Deakin Anthropology Seminar – Speaking Across Generations and Geographies of the Ongoing Nakba

Event Venue:

Online

Abstract

Nakba, literally catastrophe, is a Palestinian concept for thinking about ongoing settler colonial dispossession since at least 1948. Thinking with this concept, we can see between 1948 and 2024 not just a repeat of past violence but also how past forms of violence are used by Israel to attempt to legitimize or set in motion current violence.
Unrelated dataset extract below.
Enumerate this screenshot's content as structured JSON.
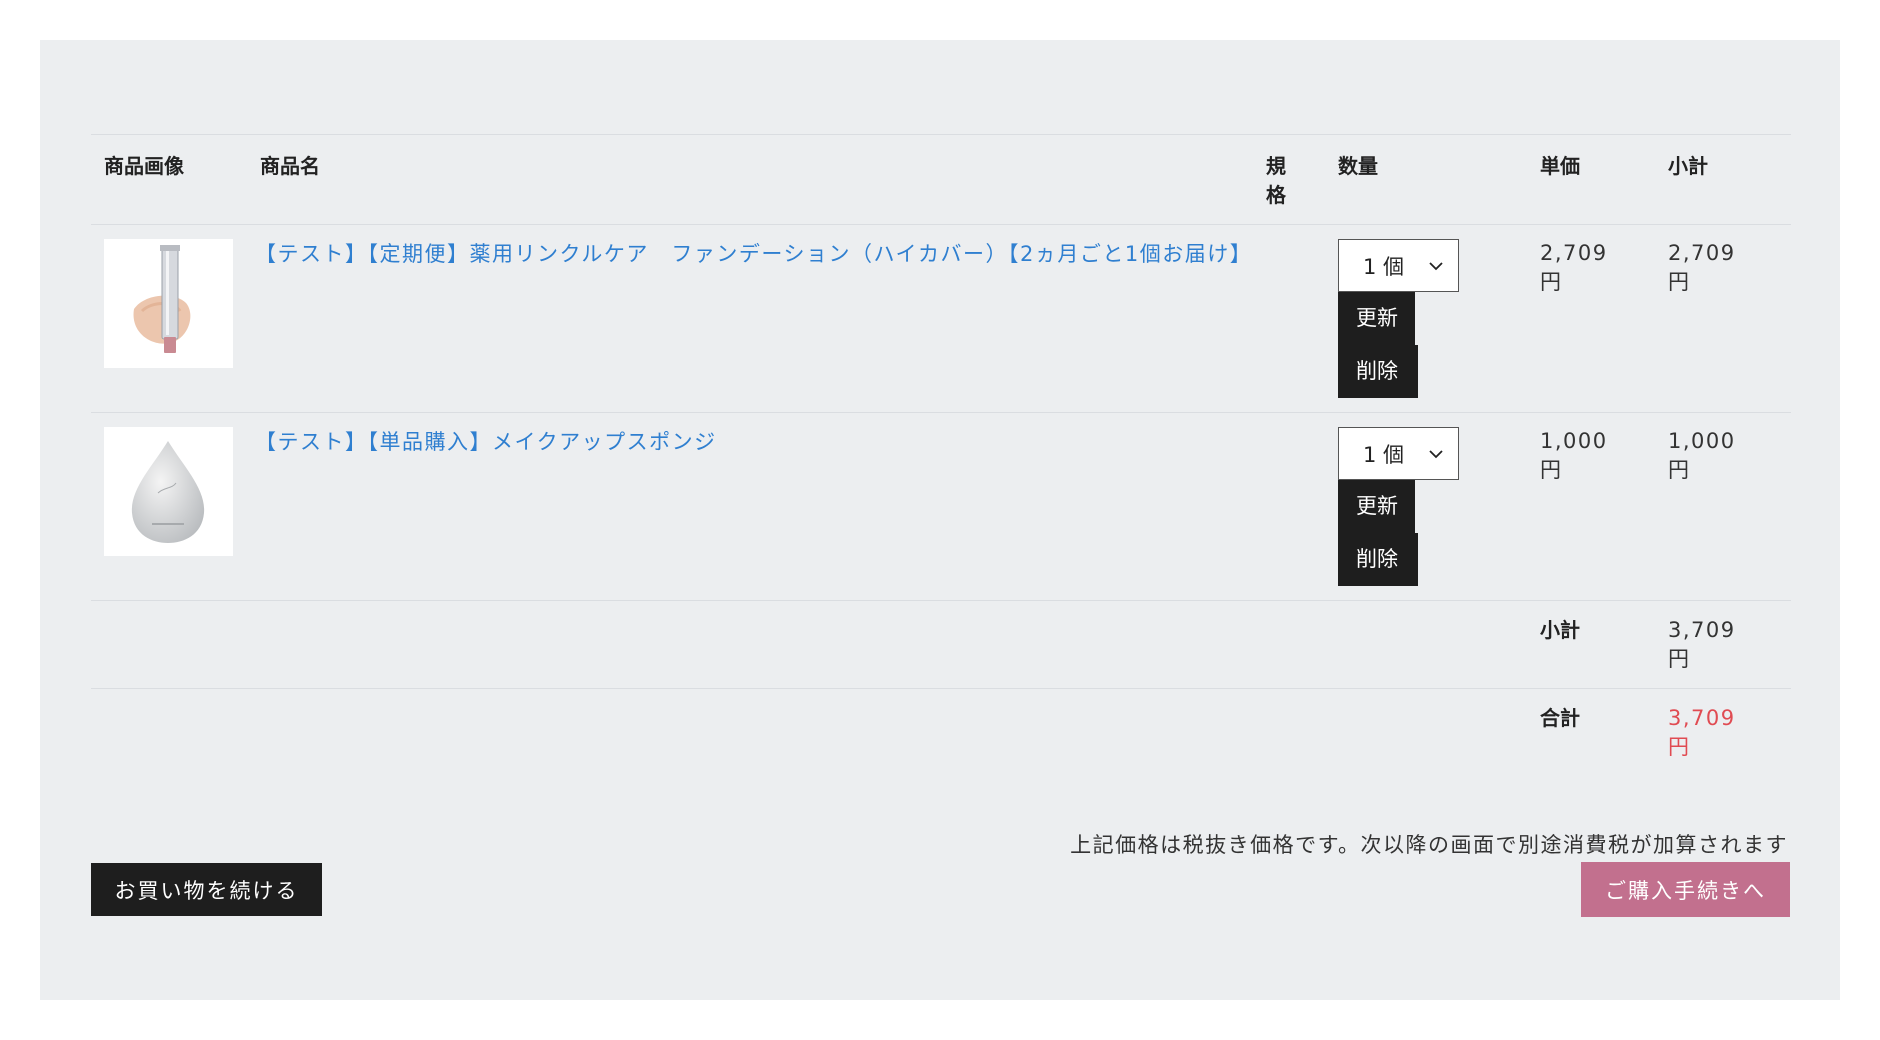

How do Palestinians conceive moving forward today, a time of ongoing dispossession, repression of dissent, and death? In this talk, I propose that conversations that span geographic and generational difference are integral to maintaining Palestinian collectivity and to charting a path forward. Indigenous histories of struggle and storytelling exemplify how Palestinians can continue this work today.

Speaker Details

Amahl Bishara is Professor of Anthropology and affiliate faculty with the Department of Race, Colonialism and Diaspora at Tufts University. She is an anthropologist of media, journalism, the Middle East, expressivity, human rights, knowledge production, democracy, and placemaking. Her research revolves around expression, space, media, and settler colonialism. She is the author of Back Stories: U.S. News Production and Palestinian Politics (Stanford, 2013), and Crossing a Line: Laws, Violence & Roadblocks to Palestinian Political Expression (Stanford, 2022).

Additional Details

Our speaker will be presenting via Zoom:

Meeting ID: 839 9560 5502

Passcode: 11425605

Staff, HDRs and students are all welcome.